If the DOT has true concerns regarding pedestrian safety in Chinatown, it would first address the notorious Canal Street/Bowery traffic hotspot for accidents and fatalities, located just 2 blocks north of Chatham Square. The current design of Chatham Square has already proven itself to be better than the old design pre-1999, with far fewer accidents and fatalities than Canal Street. So, in this time of recession, why fix Chatham Square for $50 million when it ain't broke? (One concerned citizen has stated that the money should be used to increase bus service to Chatham Square to make for more thriving business in Chinatown - an excellent idea!)

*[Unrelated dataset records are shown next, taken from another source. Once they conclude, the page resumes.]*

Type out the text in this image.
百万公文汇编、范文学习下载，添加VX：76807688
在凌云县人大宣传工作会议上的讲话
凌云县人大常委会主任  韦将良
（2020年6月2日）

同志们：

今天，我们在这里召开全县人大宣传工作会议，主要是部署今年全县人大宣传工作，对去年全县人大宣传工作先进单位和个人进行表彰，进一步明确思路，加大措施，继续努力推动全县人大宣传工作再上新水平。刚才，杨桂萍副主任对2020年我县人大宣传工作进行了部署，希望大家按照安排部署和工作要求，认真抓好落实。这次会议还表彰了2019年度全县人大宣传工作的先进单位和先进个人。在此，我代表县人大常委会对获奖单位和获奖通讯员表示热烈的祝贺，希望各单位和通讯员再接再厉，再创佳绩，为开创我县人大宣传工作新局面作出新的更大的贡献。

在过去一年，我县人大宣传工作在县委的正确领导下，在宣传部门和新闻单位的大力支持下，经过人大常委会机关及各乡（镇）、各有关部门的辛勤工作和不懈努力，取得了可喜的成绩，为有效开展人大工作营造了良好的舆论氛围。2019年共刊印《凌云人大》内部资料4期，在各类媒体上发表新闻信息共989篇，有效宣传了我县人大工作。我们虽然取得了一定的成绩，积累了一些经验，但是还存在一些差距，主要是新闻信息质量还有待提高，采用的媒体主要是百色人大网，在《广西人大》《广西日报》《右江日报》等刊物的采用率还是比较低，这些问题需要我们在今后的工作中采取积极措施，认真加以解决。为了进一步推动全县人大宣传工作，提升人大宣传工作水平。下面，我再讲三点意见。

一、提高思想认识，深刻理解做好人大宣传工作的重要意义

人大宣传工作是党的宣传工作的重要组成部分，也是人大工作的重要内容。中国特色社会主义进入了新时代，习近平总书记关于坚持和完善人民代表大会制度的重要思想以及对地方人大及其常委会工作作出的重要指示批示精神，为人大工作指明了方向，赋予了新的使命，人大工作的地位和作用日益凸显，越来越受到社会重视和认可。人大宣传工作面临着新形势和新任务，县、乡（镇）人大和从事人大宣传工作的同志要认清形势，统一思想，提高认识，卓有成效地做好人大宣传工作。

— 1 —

The proposed redesign of Chatham Square includes a huge bump out plaza at the end of the Bowery, physically blocking Park Row and cutting off fire engines and emergency vehicles from the quickest access route of the Bowery to Park Row and St. James Place to Downtown Hospital (the only full service hospital serving all of Lower Manhattan below 14th Street). At the meeting last week there were no D.O.T. models showing how the proposed narrowing of the Bowery to 2 lanes could accommodate large articulated buses making multiple turns and their potential effect on emergency response times.

The Chatham Square proposal does not adequately address the increased economic strains that years of construction would impose upon Chinatown businesses, nor does the plan adequately address real safety issues. Both the City and D.O.T. need to step on the brakes, go back to the drawing board, and let's not dangerously block the (re)opening of Park Row.